Folha de S. Paulo


Mordomo de casa com 118 cômodos de Trump conta como pré-candidato vive

Tudo parecia brilhar na mansão de Mar-a-Lago numa tarde recente. O sol refletia na piscina e nos utilitários esportivos pretos do Serviço Secreto estacionados na entrada circular. Palmeiras farfalhavam na brisa cálida, balas de croqué clicavam, e um segurança montava guarda na entrada da residência particular de Donald Trump.

"Sempre dá para saber quando o rei está aqui", comentou Anthony Senecal, que há muitos anos é mordomo de Trump na propriedade, falando do chefe da casa e candidato presidencial republicano.

O rei estava voltando naquele dia a sua Versalhes, uma mansão de 118 cômodos, que, caso seja eleito presidente, se tornará a Casa Branca de inverno e que é um paraíso para moradores de regiões mais frias da América durante o inverno. É para Mar-a-Lago que Trump vai para escapar, receber convidados e descansar na mansão em estilo mediterrâneo construída 90 anos atrás pela magnata cerealista Marjorie Merriweather Post.

Poucas pessoas aqui são capazes de prever as exigências e os desejos de Trump melhor que Senecal, 74, que trabalha no imóvel há quase 60 anos, dos quais quase 30 para Trump.
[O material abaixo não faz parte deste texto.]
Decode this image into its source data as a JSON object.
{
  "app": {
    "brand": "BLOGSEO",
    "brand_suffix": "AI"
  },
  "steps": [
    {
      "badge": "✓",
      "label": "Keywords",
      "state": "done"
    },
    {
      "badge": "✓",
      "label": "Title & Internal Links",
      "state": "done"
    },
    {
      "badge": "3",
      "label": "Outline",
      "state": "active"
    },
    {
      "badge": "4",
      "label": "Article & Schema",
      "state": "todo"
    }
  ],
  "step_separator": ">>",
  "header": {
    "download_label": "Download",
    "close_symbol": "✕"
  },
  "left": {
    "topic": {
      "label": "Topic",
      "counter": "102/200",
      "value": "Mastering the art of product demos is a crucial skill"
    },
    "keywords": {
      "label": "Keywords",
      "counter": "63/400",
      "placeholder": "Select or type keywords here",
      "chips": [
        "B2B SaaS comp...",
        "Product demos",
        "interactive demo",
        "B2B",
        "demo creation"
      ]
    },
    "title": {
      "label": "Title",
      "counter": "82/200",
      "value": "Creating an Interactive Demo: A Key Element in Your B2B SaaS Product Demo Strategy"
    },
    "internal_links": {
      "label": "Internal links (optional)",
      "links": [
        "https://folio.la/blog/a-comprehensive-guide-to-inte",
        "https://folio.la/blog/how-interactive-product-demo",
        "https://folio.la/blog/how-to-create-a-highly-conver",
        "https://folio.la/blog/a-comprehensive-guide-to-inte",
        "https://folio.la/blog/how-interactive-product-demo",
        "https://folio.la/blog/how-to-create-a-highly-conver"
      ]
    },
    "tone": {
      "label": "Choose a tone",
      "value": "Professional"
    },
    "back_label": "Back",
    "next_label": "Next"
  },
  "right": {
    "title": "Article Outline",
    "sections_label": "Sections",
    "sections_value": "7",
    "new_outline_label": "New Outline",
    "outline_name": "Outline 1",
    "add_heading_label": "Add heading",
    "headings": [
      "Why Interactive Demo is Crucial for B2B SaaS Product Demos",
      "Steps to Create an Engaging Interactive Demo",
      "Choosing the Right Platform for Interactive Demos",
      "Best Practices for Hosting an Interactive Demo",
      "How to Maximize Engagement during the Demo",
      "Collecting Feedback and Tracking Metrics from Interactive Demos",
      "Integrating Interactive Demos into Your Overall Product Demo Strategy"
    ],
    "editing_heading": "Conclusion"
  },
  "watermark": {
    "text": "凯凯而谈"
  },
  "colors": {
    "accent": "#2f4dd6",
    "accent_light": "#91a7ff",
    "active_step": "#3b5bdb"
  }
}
Senecal conhece os hábitos de sono de Trump, sabe como o empresário gosta de seu bife ("tão bem-passado que é quase esturricado") e que, apesar de haver um salão de beleza no local, Trump insiste em cuidar ele próprio de seu cabelo.

Senecal sabe acariciar o ego do magnata e animá-lo. Anos atrás, recebeu um aviso urgente do avião de Trump, prestes a pousar, dizendo que o empresário estava de péssimo humor. Senecal rapidamente contratou um trompetista para tocar "Hail to the Chief" quando Trump desceu da limusine para entrar na mansão.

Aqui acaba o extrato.